Loss of synapses in physiological and pathological aging
Lacor, Pascale N.   
Northwestern University at Chicago, Evanston, IL, United States

This proposal responds to the program announcement PAR-02-049 (R03) under the research objective #3. Alzheimer's Disease Drug Discovery. Title: Loss of synapses in physiological and pathological aging. Alzheimer's disease (AD) is a neurodegenerative disorder that is pathologically characterized by the presence of amyloid deposits composed by filaments of amyloid beta (Abeta) peptide. Abeta recombinant peptide (Abeta142) has the ability under different experimental conditions to assemble into fibrils or soluble forms such as protofibrils and small soluble oligomeric forms named ADDLs. Soluble Abeta oligomers have been shown to be neurotoxic as well as synaptotoxic and are believed to contribute to the neurodegeneration observed in AD. We propose that ADDLs are most likely involved in the loss of dendritic spines because 1) loss of synaptic terminals correlates well with the levels of soluble amyloid in humans and in an AD-transgenic mouse model without amyloid plaques, 2) ADDLs cause LTP dysfunction and neuronal death, 3) soluble amyloid has been detected in AD brain, 4) accumulation of oligomeric Abeta is age-dependent and concomitant with the onset of behavioral abnormalities in transgenic mice. We suggest that ADDLs impair synaptic plasticity by reducing the number of spines and by changing their shapes. In pilot data, we have demonstrated that ADDLs, rigorously prepared following our published protocol 102, induce synapse destabilization. Indeed, dissociated hippocampal cultures treated with 500nM ADDLs for 6 hours showed, using synaptophysin (SVP-38) immunolabeling, a decrease in SVP-38 positive puncta associated to an increase in synaptic bouton size compared to vehicle-treated cultures. PSD-95 immunoreactive spots also were enlarged.
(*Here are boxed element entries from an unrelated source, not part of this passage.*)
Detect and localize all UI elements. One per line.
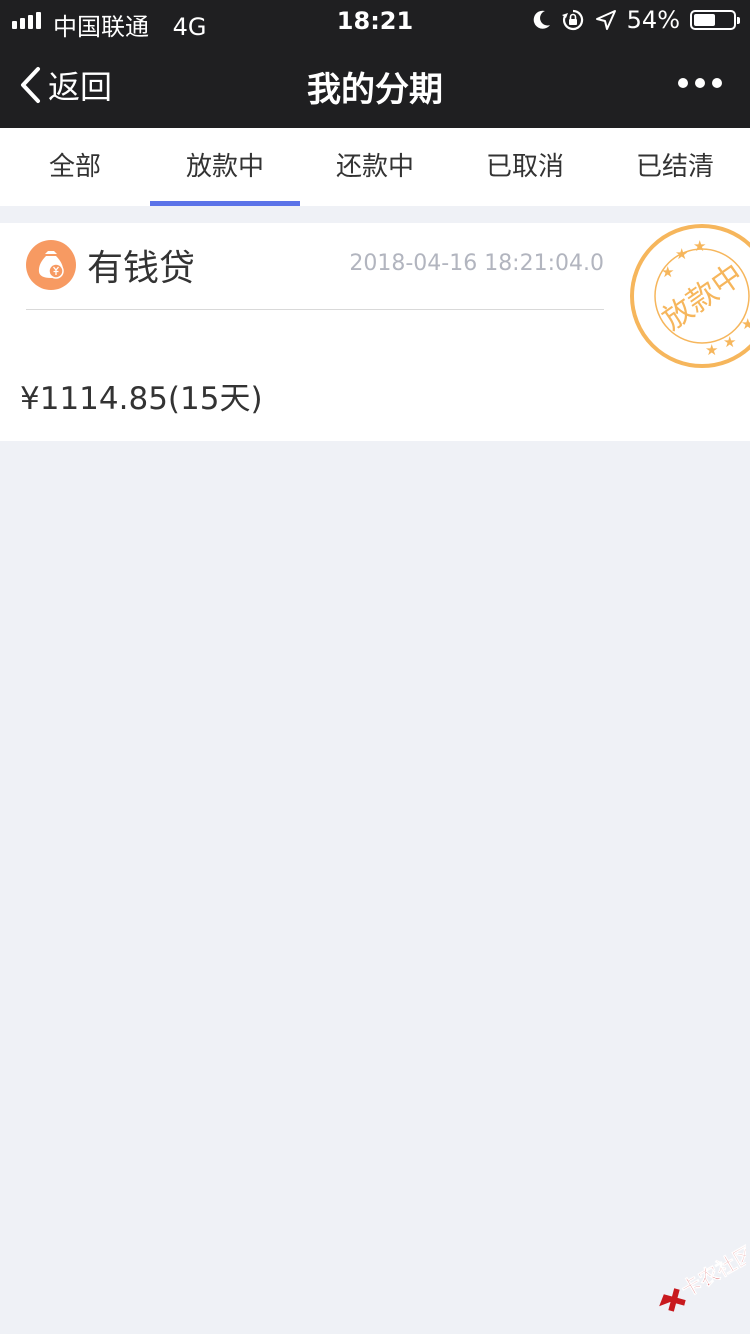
rotation-lock-icon — [561, 9, 583, 31]
tab-cancelled[interactable]: 已取消 — [450, 128, 600, 206]
tab-settled[interactable]: 已结清 — [600, 128, 750, 206]
svg-text:★: ★ — [675, 245, 688, 263]
divider — [26, 309, 604, 310]
tab-all[interactable]: 全部 — [0, 128, 150, 206]
status-bar: 中国联通 4G 18:21 54% — [0, 0, 750, 44]
svg-text:★: ★ — [705, 341, 718, 359]
watermark-logo: 卡农社区 — [659, 1241, 746, 1312]
status-indicators: 54% — [533, 6, 740, 34]
more-dot-icon — [678, 78, 688, 88]
tab-disbursing[interactable]: 放款中 — [150, 128, 300, 206]
tab-bar: 全部 放款中 还款中 已取消 已结清 — [0, 128, 750, 206]
loan-card[interactable]: 有钱贷 2018-04-16 18:21:04.0 ¥1114.85(15天) … — [0, 223, 750, 441]
product-name: 有钱贷 — [87, 248, 196, 289]
svg-text:★: ★ — [661, 263, 674, 281]
battery-icon — [690, 10, 740, 30]
svg-text:★: ★ — [741, 315, 750, 333]
more-dot-icon — [712, 78, 722, 88]
money-bag-icon — [26, 240, 76, 290]
moon-icon — [533, 10, 550, 29]
watermark-text: 卡农社区 — [677, 1241, 746, 1302]
loan-amount: ¥1114.85(15天) — [20, 381, 263, 417]
status-stamp: ★ ★ ★ ★ ★ ★ 放款中 — [630, 224, 750, 368]
page-title: 我的分期 — [307, 70, 443, 110]
battery-percent: 54% — [626, 6, 680, 34]
nav-bar: 返回 我的分期 — [0, 44, 750, 128]
svg-text:★: ★ — [693, 237, 706, 255]
more-dot-icon — [695, 78, 705, 88]
more-button[interactable] — [678, 78, 722, 88]
location-arrow-icon — [595, 10, 616, 30]
tab-repaying[interactable]: 还款中 — [300, 128, 450, 206]
svg-text:★: ★ — [723, 333, 736, 351]
loan-date: 2018-04-16 18:21:04.0 — [349, 251, 604, 276]
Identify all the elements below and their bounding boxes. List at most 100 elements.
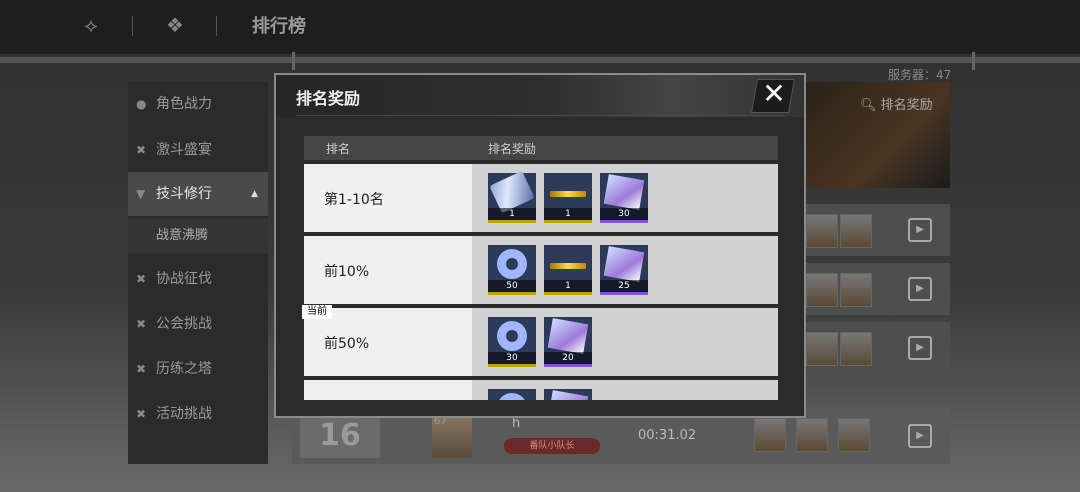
rank-reward-link-label: 排名奖励 bbox=[880, 98, 933, 113]
rank-label: 第1-10名 bbox=[324, 192, 384, 208]
sidebar-item-label: 活动挑战 bbox=[156, 406, 212, 422]
sidebar-item-feast[interactable]: ✖ 激斗盛宴 bbox=[128, 128, 268, 172]
sidebar-item-event[interactable]: ✖ 活动挑战 bbox=[128, 392, 268, 436]
sidebar-item-power[interactable]: ● 角色战力 bbox=[128, 82, 268, 126]
ring-icon[interactable]: 30 bbox=[488, 317, 536, 367]
reward-list[interactable]: 第1-10名 1 1 30 前10% 50 1 25 前50% 30 20 bbox=[304, 164, 778, 400]
rank-cell: 前10% bbox=[304, 236, 472, 304]
rank-label: 前50% bbox=[324, 336, 370, 352]
item-count: 30 bbox=[600, 208, 648, 220]
avatar bbox=[806, 273, 838, 307]
avatar bbox=[840, 332, 872, 366]
table-header: 排名 排名奖励 bbox=[304, 136, 778, 160]
caret-up-icon: ▲ bbox=[251, 189, 258, 199]
rail-tick bbox=[292, 52, 295, 70]
rank-cell: 第1-10名 bbox=[304, 164, 472, 232]
map-crystal-icon[interactable]: 25 bbox=[600, 245, 648, 295]
map-crystal-art bbox=[547, 318, 589, 354]
avatar bbox=[840, 273, 872, 307]
server-label: 服务器：47 bbox=[888, 68, 952, 82]
ticket-icon[interactable]: 1 bbox=[488, 170, 536, 223]
crossed-swords-icon: ✖ bbox=[136, 362, 147, 376]
rank-reward-link[interactable]: 🔍︎ 排名奖励 bbox=[860, 94, 933, 113]
sidebar-item-tower[interactable]: ✖ 历练之塔 bbox=[128, 347, 268, 391]
rank-cell bbox=[304, 380, 472, 400]
fox-icon: ▼ bbox=[136, 187, 146, 201]
column-header-reward: 排名奖励 bbox=[488, 142, 537, 156]
menu-diamond-icon[interactable]: ❖ bbox=[164, 14, 186, 36]
column-header-rank: 排名 bbox=[326, 142, 351, 156]
map-crystal-art bbox=[547, 390, 589, 400]
item-count: 50 bbox=[488, 280, 536, 292]
item-count: 25 bbox=[600, 280, 648, 292]
leaderboard-right-panel: 🔍︎ 排名奖励 ▶ ▶ ▶ bbox=[806, 82, 950, 464]
sidebar-item-guild[interactable]: ✖ 公会挑战 bbox=[128, 302, 268, 346]
rail-tick bbox=[972, 52, 975, 70]
leaderboard-row[interactable]: ▶ bbox=[806, 204, 950, 256]
top-bar: ⟡ ❖ 排行榜 bbox=[0, 0, 1080, 54]
replay-icon[interactable]: ▶ bbox=[908, 424, 932, 448]
close-icon[interactable]: ✕ bbox=[759, 77, 789, 111]
home-logo-icon[interactable]: ⟡ bbox=[80, 14, 102, 36]
replay-icon[interactable]: ▶ bbox=[908, 336, 932, 360]
current-rank-tag: 当前 bbox=[302, 305, 332, 319]
avatar bbox=[796, 418, 828, 452]
table-row: 前10% 50 1 25 bbox=[304, 236, 778, 304]
table-row: 第1-10名 1 1 30 bbox=[304, 164, 778, 232]
page-title: 排行榜 bbox=[252, 16, 306, 37]
crossed-swords-icon: ✖ bbox=[136, 272, 147, 286]
gold-bar-icon[interactable]: 1 bbox=[544, 245, 592, 295]
divider bbox=[296, 115, 784, 116]
table-row bbox=[304, 380, 778, 400]
ring-art bbox=[497, 393, 527, 400]
my-rank-number: 16 bbox=[300, 414, 380, 458]
sidebar-item-label: 角色战力 bbox=[156, 96, 212, 112]
sidebar: ● 角色战力 ✖ 激斗盛宴 ▼ 技斗修行 ▲ 战意沸腾 ✖ 协战征伐 ✖ 公会挑… bbox=[128, 82, 268, 464]
item-count: 30 bbox=[488, 352, 536, 364]
sidebar-item-coop[interactable]: ✖ 协战征伐 bbox=[128, 257, 268, 301]
divider bbox=[132, 16, 133, 36]
dialog-title: 排名奖励 bbox=[296, 89, 361, 108]
ring-icon[interactable] bbox=[488, 389, 536, 400]
player-name: h bbox=[512, 416, 521, 431]
gold-bar-art bbox=[550, 263, 586, 269]
ring-icon[interactable]: 50 bbox=[488, 245, 536, 295]
map-crystal-icon[interactable]: 30 bbox=[600, 173, 648, 223]
sidebar-subitem[interactable]: 战意沸腾 bbox=[128, 218, 268, 254]
crossed-swords-icon: ✖ bbox=[136, 143, 147, 157]
map-crystal-art bbox=[603, 174, 645, 210]
rank-label: 前10% bbox=[324, 264, 370, 280]
sidebar-item-label: 技斗修行 bbox=[156, 186, 212, 202]
gold-bar-icon[interactable]: 1 bbox=[544, 173, 592, 223]
item-count: 1 bbox=[488, 208, 536, 220]
leaderboard-row[interactable]: ▶ bbox=[806, 263, 950, 315]
leaderboard-row[interactable]: ▶ bbox=[806, 322, 950, 374]
sidebar-item-label: 激斗盛宴 bbox=[156, 142, 212, 158]
search-icon: 🔍︎ bbox=[860, 98, 877, 113]
map-crystal-icon[interactable]: 20 bbox=[544, 317, 592, 367]
title-badge: 番队小队长 bbox=[504, 438, 600, 454]
avatar bbox=[754, 418, 786, 452]
avatar bbox=[838, 418, 870, 452]
ticket-art bbox=[489, 170, 535, 214]
replay-icon[interactable]: ▶ bbox=[908, 277, 932, 301]
map-crystal-icon[interactable] bbox=[544, 389, 592, 400]
person-icon: ● bbox=[136, 97, 147, 111]
item-count: 1 bbox=[544, 280, 592, 292]
divider bbox=[216, 16, 217, 36]
crossed-swords-icon: ✖ bbox=[136, 407, 147, 421]
replay-icon[interactable]: ▶ bbox=[908, 218, 932, 242]
progress-rail bbox=[0, 57, 1080, 63]
avatar bbox=[840, 214, 872, 248]
rank-reward-dialog: 排名奖励 ✕ 排名 排名奖励 第1-10名 1 1 30 前10% 50 1 2… bbox=[274, 73, 806, 418]
ring-art bbox=[497, 249, 527, 279]
table-row: 前50% 30 20 bbox=[304, 308, 778, 376]
item-count: 20 bbox=[544, 352, 592, 364]
sidebar-item-label: 公会挑战 bbox=[156, 316, 212, 332]
ring-art bbox=[497, 321, 527, 351]
sidebar-item-label: 历练之塔 bbox=[156, 361, 212, 377]
avatar bbox=[806, 332, 838, 366]
sidebar-item-training[interactable]: ▼ 技斗修行 ▲ bbox=[128, 172, 268, 216]
item-count: 1 bbox=[544, 208, 592, 220]
map-crystal-art bbox=[603, 246, 645, 282]
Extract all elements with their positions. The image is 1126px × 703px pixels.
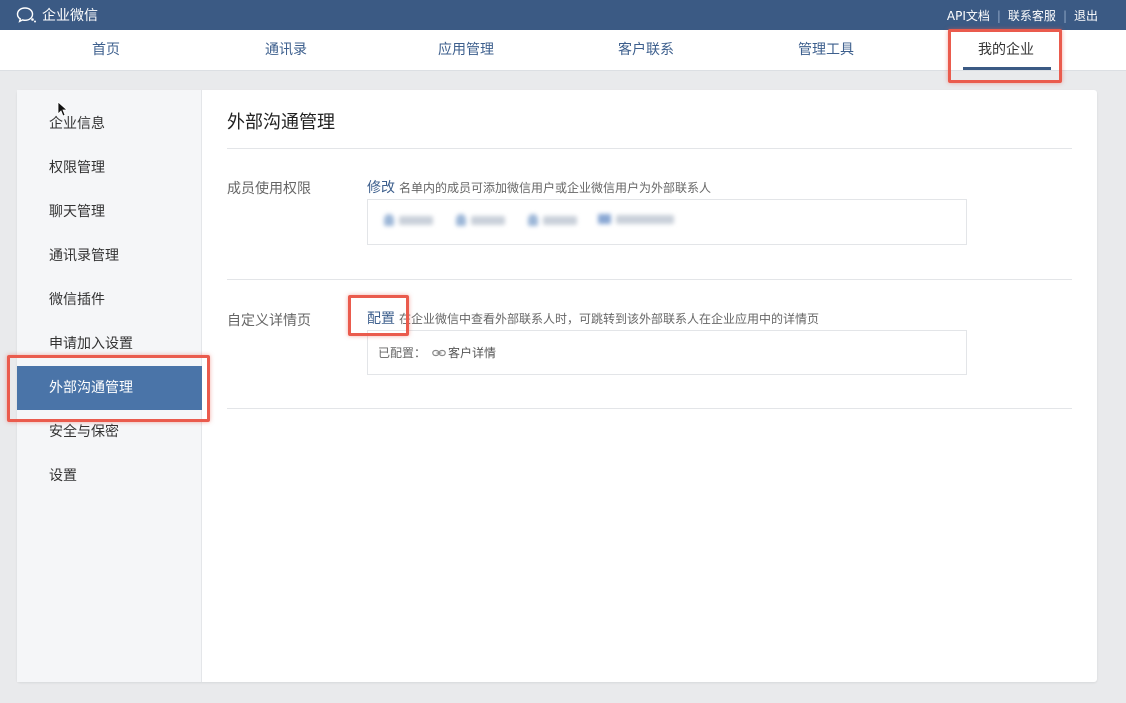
configured-box: 已配置： 客户详情 [367,330,967,375]
member-chip [456,214,505,226]
page-title: 外部沟通管理 [227,112,335,133]
contact-support-link[interactable]: 联系客服 [1008,7,1056,24]
main-nav: 首页 通讯录 应用管理 客户联系 管理工具 我的企业 [0,30,1126,71]
wecom-logo-icon [16,7,36,23]
configured-value-text: 客户详情 [448,346,497,360]
divider [227,148,1072,149]
sidebar-item-contacts-management[interactable]: 通讯录管理 [17,234,202,278]
top-links: API文档 | 联系客服 | 退出 [947,7,1098,24]
department-chip [598,214,674,224]
main-panel: 企业信息 权限管理 聊天管理 通讯录管理 微信插件 申请加入设置 外部沟通管理 … [17,90,1097,682]
custom-detail-description: 在企业微信中查看外部联系人时，可跳转到该外部联系人在企业应用中的详情页 [399,312,820,326]
configured-value[interactable]: 客户详情 [432,344,496,361]
sidebar: 企业信息 权限管理 聊天管理 通讯录管理 微信插件 申请加入设置 外部沟通管理 … [17,90,202,682]
nav-my-enterprise[interactable]: 我的企业 [946,30,1066,70]
logout-link[interactable]: 退出 [1074,7,1098,24]
nav-customer-contact[interactable]: 客户联系 [586,30,706,70]
nav-home[interactable]: 首页 [46,30,166,70]
user-icon [384,214,394,226]
member-chip [528,214,577,226]
nav-management-tools[interactable]: 管理工具 [766,30,886,70]
nav-active-underline [963,67,1051,70]
api-docs-link[interactable]: API文档 [947,7,990,24]
top-link-separator: | [996,8,1001,23]
sidebar-item-wechat-plugin[interactable]: 微信插件 [17,278,202,322]
link-icon [432,349,446,356]
configured-status: 已配置： 客户详情 [378,344,496,361]
configure-link[interactable]: 配置 [367,308,395,328]
sidebar-item-join-settings[interactable]: 申请加入设置 [17,322,202,366]
app-title: 企业微信 [42,8,98,24]
modify-link[interactable]: 修改 [367,177,395,197]
configured-label: 已配置： [378,346,427,360]
sidebar-item-chat-management[interactable]: 聊天管理 [17,190,202,234]
custom-detail-label: 自定义详情页 [227,313,311,329]
member-permission-label: 成员使用权限 [227,181,311,197]
sidebar-item-permissions[interactable]: 权限管理 [17,146,202,190]
member-list-box [367,199,967,245]
sidebar-item-enterprise-info[interactable]: 企业信息 [17,102,202,146]
user-icon [528,214,538,226]
sidebar-item-security[interactable]: 安全与保密 [17,410,202,454]
member-chip [384,214,433,226]
member-permission-description: 名单内的成员可添加微信用户或企业微信用户为外部联系人 [399,181,712,195]
top-bar: 企业微信 API文档 | 联系客服 | 退出 [0,0,1126,30]
divider [227,279,1072,280]
nav-contacts[interactable]: 通讯录 [226,30,346,70]
app-logo[interactable]: 企业微信 [16,5,98,25]
folder-icon [598,214,611,224]
sidebar-item-settings[interactable]: 设置 [17,454,202,498]
top-link-separator: | [1062,8,1067,23]
nav-app-management[interactable]: 应用管理 [406,30,526,70]
user-icon [456,214,466,226]
sidebar-item-external-communication[interactable]: 外部沟通管理 [17,366,202,410]
mouse-cursor-icon [57,101,67,117]
divider [227,408,1072,409]
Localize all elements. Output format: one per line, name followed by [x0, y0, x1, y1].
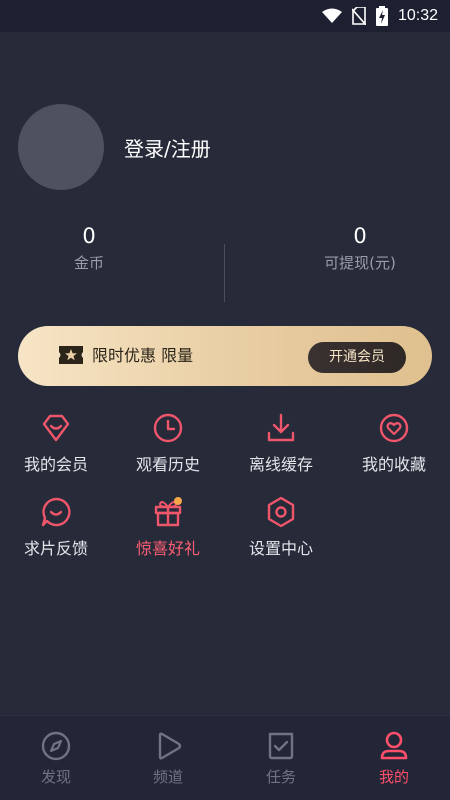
wifi-icon — [321, 8, 342, 24]
status-bar: 10:32 — [0, 0, 450, 32]
status-time: 10:32 — [397, 7, 438, 24]
login-register-link[interactable]: 登录/注册 — [124, 133, 211, 162]
tab-label: 发现 — [40, 768, 71, 786]
compass-icon — [41, 731, 71, 761]
menu-request-feedback[interactable]: 求片反馈 — [0, 496, 112, 559]
vip-promo-text: 限时优惠 限量 — [92, 346, 194, 365]
heart-icon — [379, 413, 409, 443]
tab-label: 频道 — [152, 768, 183, 786]
download-icon — [267, 413, 295, 442]
account-stats: 0 金币 0 可提现(元) — [0, 222, 450, 302]
withdrawable-value: 0 — [353, 224, 367, 248]
menu-label: 离线缓存 — [248, 455, 313, 474]
menu-settings-center[interactable]: 设置中心 — [225, 496, 337, 559]
tab-mine[interactable]: 我的 — [338, 730, 450, 787]
settings-hexagon-icon — [267, 496, 295, 528]
tab-tasks[interactable]: 任务 — [225, 730, 337, 787]
coins-label: 金币 — [73, 254, 104, 272]
tab-label: 任务 — [265, 768, 296, 786]
user-icon — [380, 731, 408, 760]
menu-my-favorites[interactable]: 我的收藏 — [338, 412, 450, 475]
menu-watch-history[interactable]: 观看历史 — [112, 412, 224, 475]
menu-my-membership[interactable]: 我的会员 — [0, 412, 112, 475]
vip-promo-banner[interactable]: 限时优惠 限量 开通会员 — [18, 326, 432, 386]
menu-label: 我的收藏 — [361, 455, 426, 474]
menu-label: 求片反馈 — [23, 539, 88, 558]
avatar[interactable] — [18, 104, 104, 190]
no-sim-icon — [351, 7, 366, 25]
diamond-icon — [42, 414, 70, 442]
open-vip-button[interactable]: 开通会员 — [308, 342, 406, 373]
menu-offline-cache[interactable]: 离线缓存 — [225, 412, 337, 475]
gift-icon — [154, 497, 182, 527]
clock-icon — [153, 413, 183, 443]
menu-label: 我的会员 — [23, 455, 88, 474]
vip-star-ticket-icon — [58, 345, 84, 369]
task-check-icon — [268, 732, 294, 760]
coins-value: 0 — [82, 224, 96, 248]
menu-label: 惊喜好礼 — [135, 539, 200, 558]
withdrawable-stat[interactable]: 0 可提现(元) — [275, 222, 445, 275]
bottom-tab-bar: 发现 频道 任务 我的 — [0, 715, 450, 800]
tab-channels[interactable]: 频道 — [112, 730, 224, 787]
menu-label: 观看历史 — [135, 455, 200, 474]
stats-divider — [224, 244, 225, 302]
tab-discover[interactable]: 发现 — [0, 730, 112, 787]
battery-charging-icon — [375, 6, 388, 26]
play-icon — [158, 732, 182, 760]
tab-label: 我的 — [378, 768, 409, 786]
coins-stat[interactable]: 0 金币 — [4, 222, 174, 275]
chat-bubble-icon — [41, 497, 71, 527]
profile-header[interactable]: 登录/注册 — [18, 104, 211, 190]
menu-surprise-gift[interactable]: 惊喜好礼 — [112, 496, 224, 559]
menu-label: 设置中心 — [248, 539, 313, 558]
withdrawable-label: 可提现(元) — [324, 254, 396, 272]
Aim 1 propose to study the effects of ADDLs on spine density and morphology and synapse integrity (matching of pre- and postsynapfic sites) in fluorescently-labeled organotypic hippocampal slice cultures. More than 90% of the excitatory synapses in the central nervous system occur on dendritic spines and changes in spine morphology have been implicated in learning and memory and in LTP. One important candidate in the spine morphology and plasticity is an activity-regulated cytoskeleton-associated protein named Arc whose mRNA is targeted to and translated at activated synapses. The disruption of Arc protein expression by antisense ODNs impairs the maintenance phase of LTP suggesting that Arc plays a fundamental role in the stabilization of activitydependent hippocampal plasticity. We propose in Aim2 to determine the involvement of Arc in the ADDLssensitive spine. This research will lay the groundwork for evaluating in novel in vitro screening and cell culture methods whether soluble Abeta forms are responsible for the synapse disorganization and dendritic spine loss observed in AD. Compounds found to inhibit Abeta oligomerization or the immuno-neutralization of soluble Abeta-derived toxins are anticipated to have therapeutic potential for the treatment of AD and related disorders 94. We have developed and identified a new class of antibodies directed against some oligomeric forms of Abeta that have the ability to neutralize the toxicity of soluble oligomers in cell culture 102. Therefore, the neutralization of ADDLs synaptotoxic effects by those oligomer-specific antibodies will be asses on the models described above.